Interpretation Question:
In comparison to Logistic Regression, how does XGBoost’s gradient-boosting mechanism influence the way it learns patterns from the same dataset?

#Step 7 – Model Comparison Visualization

In [None]:
plt.figure(figsize=(____, ____))   # FILL IN ALL BLANKS

# Plot ROC curves for both models
RocCurveDisplay.from_estimator(____, ____, ____, ax=plt.gca(), name="Logistic Regression")
RocCurveDisplay.from_estimator(____, ____, ____, ax=plt.gca(), name="XGBoost")
plt.title("ROC Curve Comparison")
plt.show()


Interpretation Question:
How should we interpret the comparative ROC curves of Logistic Regression and XGBoost, and what does this reveal about model robustness?

#Step 8 – SHAP Explainability for XGBoost

In [None]:
sample_X = X_test.sample(____, random_state=____)   # FILL IN ALL BLANKS
explainer = shap.Explainer(lambda x: xgb_model.predict_proba(x)[:,____], sample_X, algorithm="____")
shap_values = explainer(____)
shap.summary_plot(shap_values.values, sample_X, feature_names=____)

Interpretation Question:
How do SHAP values enhance the interpretability of complex models like XGBoost, and why might they be preferred over traditional feature importance scores?

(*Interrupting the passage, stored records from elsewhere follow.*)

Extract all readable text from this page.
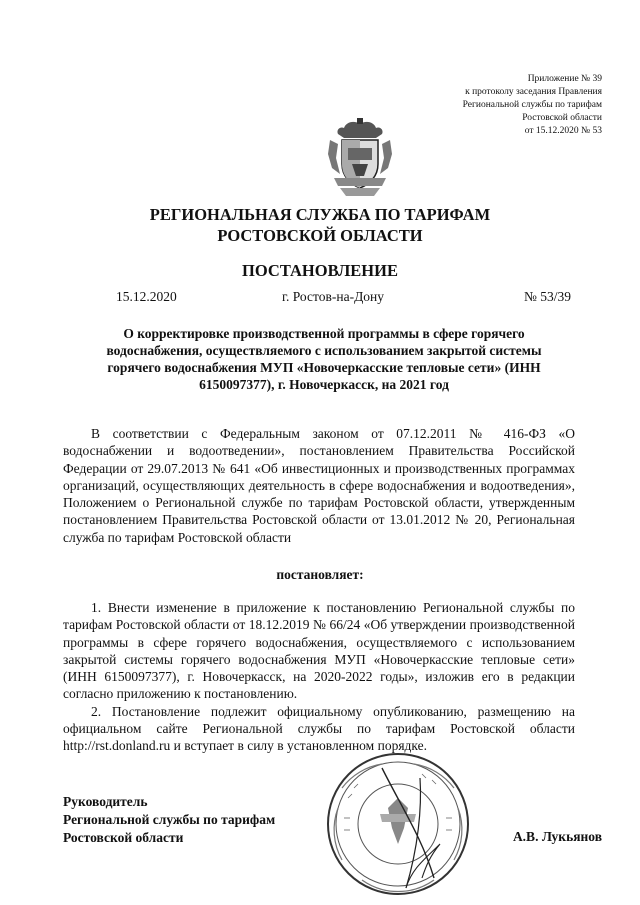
Приложение № 39
к протоколу заседания Правления
Региональной службы по тарифам
Ростовской области
от 15.12.2020 № 53
РЕГИОНАЛЬНАЯ СЛУЖБА ПО ТАРИФАМ
РОСТОВСКОЙ ОБЛАСТИ
ПОСТАНОВЛЕНИЕ
15.12.2020	г. Ростов-на-Дону	№ 53/39
О корректировке производственной программы в сфере горячего водоснабжения, осуществляемого с использованием закрытой системы горячего водоснабжения МУП «Новочеркасские тепловые сети» (ИНН 6150097377), г. Новочеркасск, на 2021 год

В соответствии с Федеральным законом от 07.12.2011 № 416-ФЗ «О водоснабжении и водоотведении», постановлением Правительства Российской Федерации от 29.07.2013 № 641 «Об инвестиционных и производственных программах организаций, осуществляющих деятельность в сфере водоснабжения и водоотведения», Положением о Региональной службе по тарифам Ростовской области, утвержденным постановлением Правительства Ростовской области от 13.01.2012 № 20, Региональная служба по тарифам Ростовской области

постановляет:

1. Внести изменение в приложение к постановлению Региональной службы по тарифам Ростовской области от 18.12.2019 № 66/24 «Об утверждении производственной программы в сфере горячего водоснабжения, осуществляемого с использованием закрытой системы горячего водоснабжения МУП «Новочеркасские тепловые сети» (ИНН 6150097377), г. Новочеркасск, на 2020-2022 годы», изложив его в редакции согласно приложению к постановлению.

2. Постановление подлежит официальному опубликованию, размещению на официальном сайте Региональной службы по тарифам Ростовской области http://rst.donland.ru и вступает в силу в установленном порядке.

Руководитель
Региональной службы по тарифам
Ростовской области	А.В. Лукьянов
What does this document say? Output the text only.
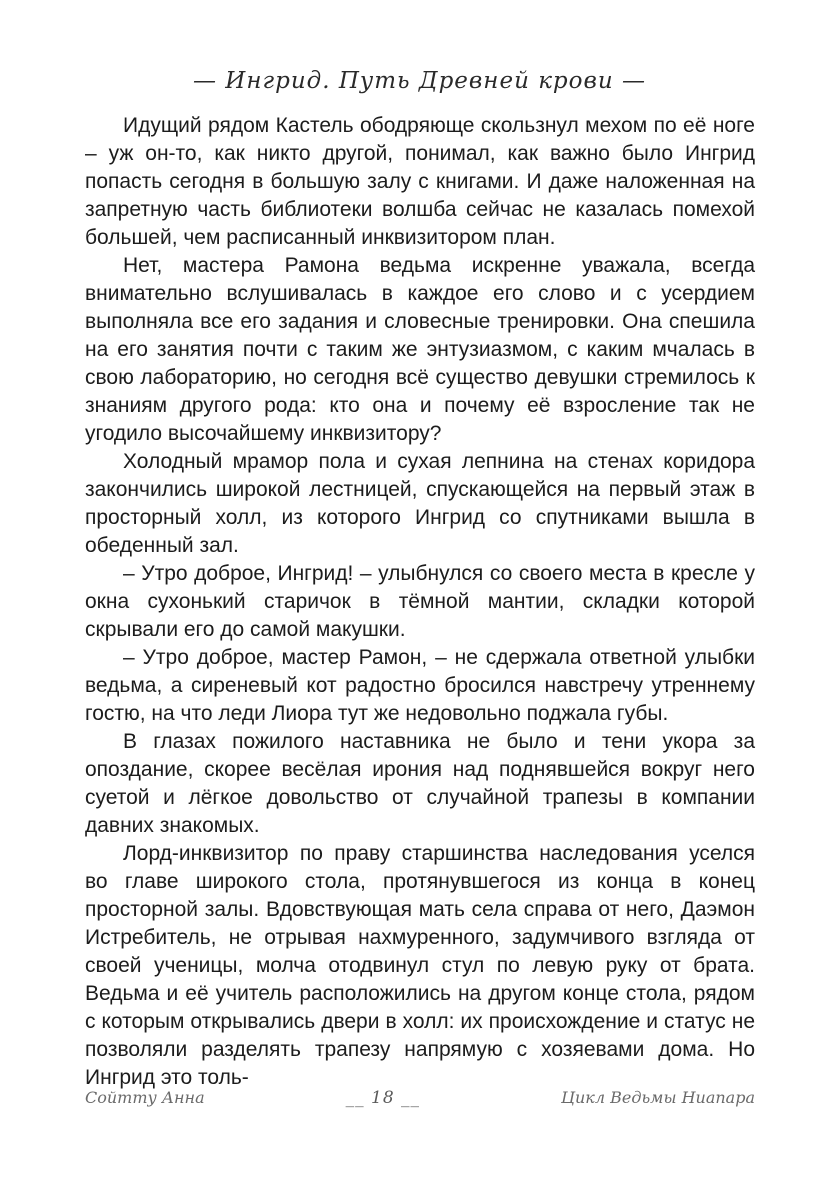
— Ингрид. Путь Древней крови —

Идущий рядом Кастель ободряюще скользнул мехом по её ноге – уж он-то, как никто другой, понимал, как важно было Ингрид попасть сегодня в большую залу с книгами. И даже наложенная на запретную часть библиотеки волшба сейчас не казалась помехой большей, чем расписанный инквизитором план.

Нет, мастера Рамона ведьма искренне уважала, всегда внимательно вслушивалась в каждое его слово и с усердием выполняла все его задания и словесные тренировки. Она спешила на его занятия почти с таким же энтузиазмом, с каким мчалась в свою лабораторию, но сегодня всё существо девушки стремилось к знаниям другого рода: кто она и почему её взросление так не угодило высочайшему инквизитору?

Холодный мрамор пола и сухая лепнина на стенах коридора закончились широкой лестницей, спускающейся на первый этаж в просторный холл, из которого Ингрид со спутниками вышла в обеденный зал.

– Утро доброе, Ингрид! – улыбнулся со своего места в кресле у окна сухонький старичок в тёмной мантии, складки которой скрывали его до самой макушки.

– Утро доброе, мастер Рамон, – не сдержала ответной улыбки ведьма, а сиреневый кот радостно бросился навстречу утреннему гостю, на что леди Лиора тут же недовольно поджала губы.

В глазах пожилого наставника не было и тени укора за опоздание, скорее весёлая ирония над поднявшейся вокруг него суетой и лёгкое довольство от случайной трапезы в компании давних знакомых.

Лорд-инквизитор по праву старшинства наследования уселся во главе широкого стола, протянувшегося из конца в конец просторной залы. Вдовствующая мать села справа от него, Даэмон Истребитель, не отрывая нахмуренного, задумчивого взгляда от своей ученицы, молча отодвинул стул по левую руку от брата. Ведьма и её учитель расположились на другом конце стола, рядом с которым открывались двери в холл: их происхождение и статус не позволяли разделять трапезу напрямую с хозяевами дома. Но Ингрид это толь-

Сойтту Анна	__ 18 __	Цикл Ведьмы Ниапара
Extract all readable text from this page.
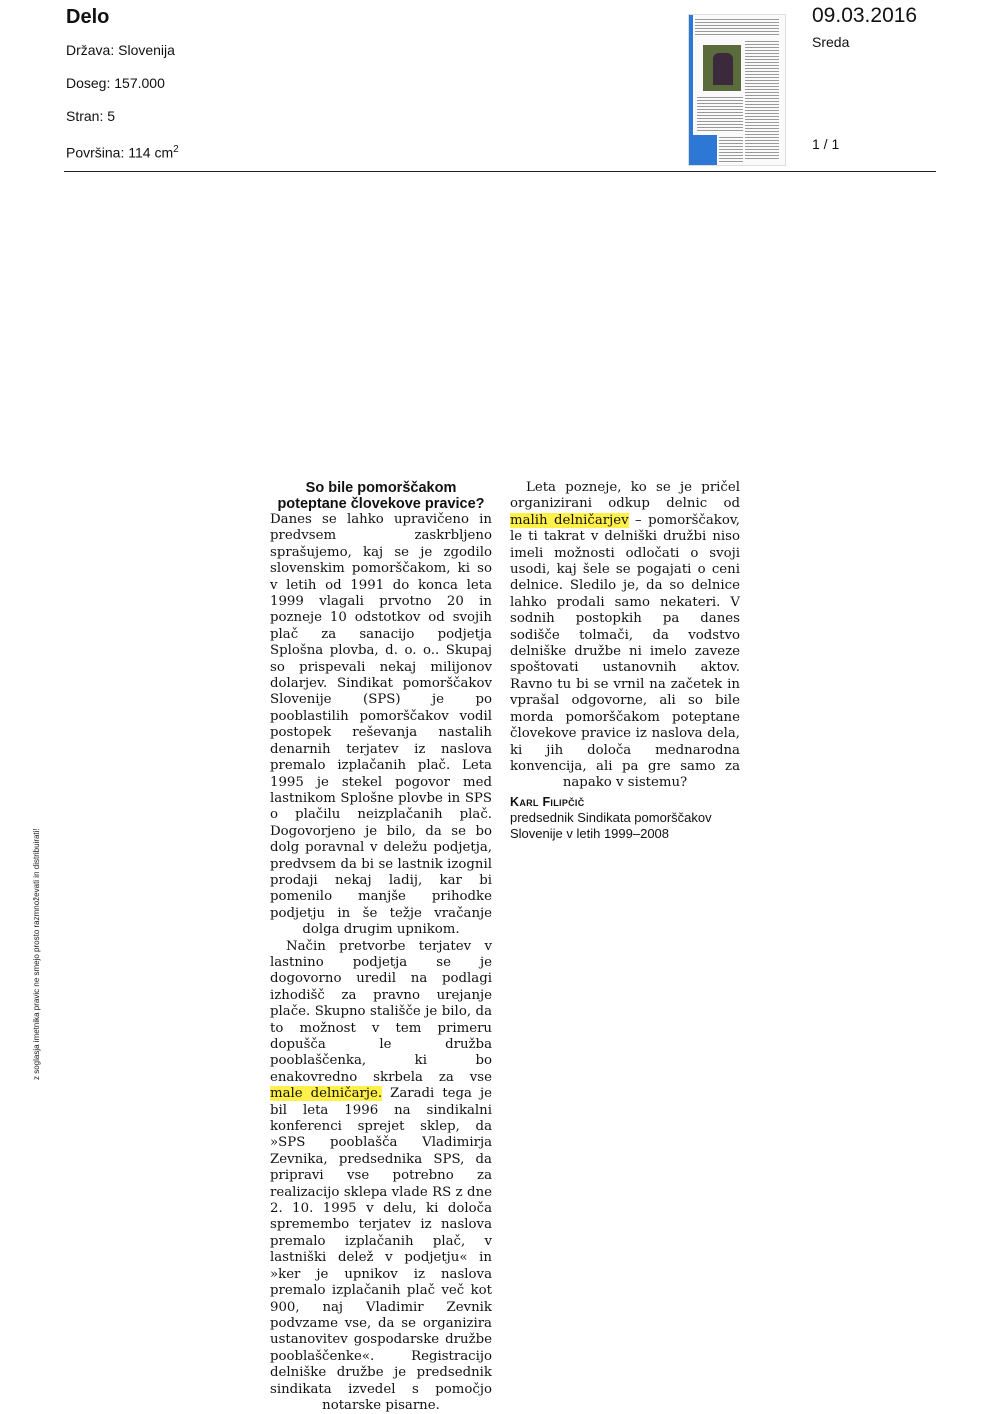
Delo
Država: Slovenija
Doseg: 157.000
Stran: 5
Površina: 114 $cm^2$
09.03.2016
Sreda
1 / 1
z soglasja imetnika pravic ne smejo prosto razmnoževati in distribuirati!
So bile pomorščakom
poteptane človekove pravice?

Danes se lahko upravičeno in predvsem zaskrbljeno sprašujemo, kaj se je zgodilo slovenskim pomorščakom, ki so v letih od 1991 do konca leta 1999 vlagali prvotno 20 in pozneje 10 odstotkov od svojih plač za sanacijo podjetja Splošna plovba, d. o. o.. Skupaj so prispevali nekaj milijonov dolarjev. Sindikat pomorščakov Slovenije (SPS) je po pooblastilih pomorščakov vodil postopek reševanja nastalih denarnih terjatev iz naslova premalo izplačanih plač. Leta 1995 je stekel pogovor med lastnikom Splošne plovbe in SPS o plačilu neizplačanih plač. Dogovorjeno je bilo, da se bo dolg poravnal v deležu podjetja, predvsem da bi se lastnik izognil prodaji nekaj ladij, kar bi pomenilo manjše prihodke podjetju in še težje vračanje dolga drugim upnikom.

Način pretvorbe terjatev v lastnino podjetja se je dogovorno uredil na podlagi izhodišč za pravno urejanje plače. Skupno stališče je bilo, da to možnost v tem primeru dopušča le družba pooblaščenka, ki bo enakovredno skrbela za vse male delničarje. Zaradi tega je bil leta 1996 na sindikalni konferenci sprejet sklep, da »SPS pooblašča Vladimirja Zevnika, predsednika SPS, da pripravi vse potrebno za realizacijo sklepa vlade RS z dne 2. 10. 1995 v delu, ki določa spremembo terjatev iz naslova premalo izplačanih plač, v lastniški delež v podjetju« in »ker je upnikov iz naslova premalo izplačanih plač več kot 900, naj Vladimir Zevnik podvzame vse, da se organizira ustanovitev gospodarske družbe pooblaščenke«. Registracijo delniške družbe je predsednik sindikata izvedel s pomočjo notarske pisarne.

Leta pozneje, ko se je pričel organizirani odkup delnic od malih delničarjev – pomorščakov, le ti takrat v delniški družbi niso imeli možnosti odločati o svoji usodi, kaj šele se pogajati o ceni delnice. Sledilo je, da so delnice lahko prodali samo nekateri. V sodnih postopkih pa danes sodišče tolmači, da vodstvo delniške družbe ni imelo zaveze spoštovati ustanovnih aktov. Ravno tu bi se vrnil na začetek in vprašal odgovorne, ali so bile morda pomorščakom poteptane človekove pravice iz naslova dela, ki jih določa mednarodna konvencija, ali pa gre samo za napako v sistemu?

Karl Filipčič
predsednik Sindikata pomorščakov Slovenije v letih 1999–2008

#Step 9 – Feature Importance Comparison

In [None]:
# Logistic Regression Feature Importance
import matplotlib.pyplot as plt
import seaborn as sns
import pandas as pd
import numpy as np

coeffs = pd.DataFrame({
    "Feature": X.columns,
    "Coefficient": log_model.coef_[____]   ### FILL IN ALL BLANKS
}).sort_values(by="____", ascending=____)

top_features = pd.concat([coeffs.head(____), coeffs.tail(____)])

plt.figure(figsize=(____, ____))
sns.barplot(x="____", y="____", data=top_features, palette="____")
plt.title("Top & Bottom 15 Feature Importances – Logistic Regression", fontsize=____)
plt.xlabel("____", fontsize=____)
plt.ylabel("____", fontsize=____)
plt.tight_layout()
plt.show()


# Reflection and Discussion:

Question 1:
Can prioritizing model accuracy compromise ethical responsibility in healthcare AI systems?


Question 2:
How could demographic imbalance in the dataset (ex: age or sex distribution) influence fairness in stroke prediction models?


Question 3:
How can explainability tools like SHAP support ethical compliance and model validation in sensitive domains such as healthcare?


Question 4:
How does handling missing data intersect with privacy and model transparency principles?


Question 5:
What responsibilities do data scientists bear when deploying predictive models in healthcare decision-making pipelines?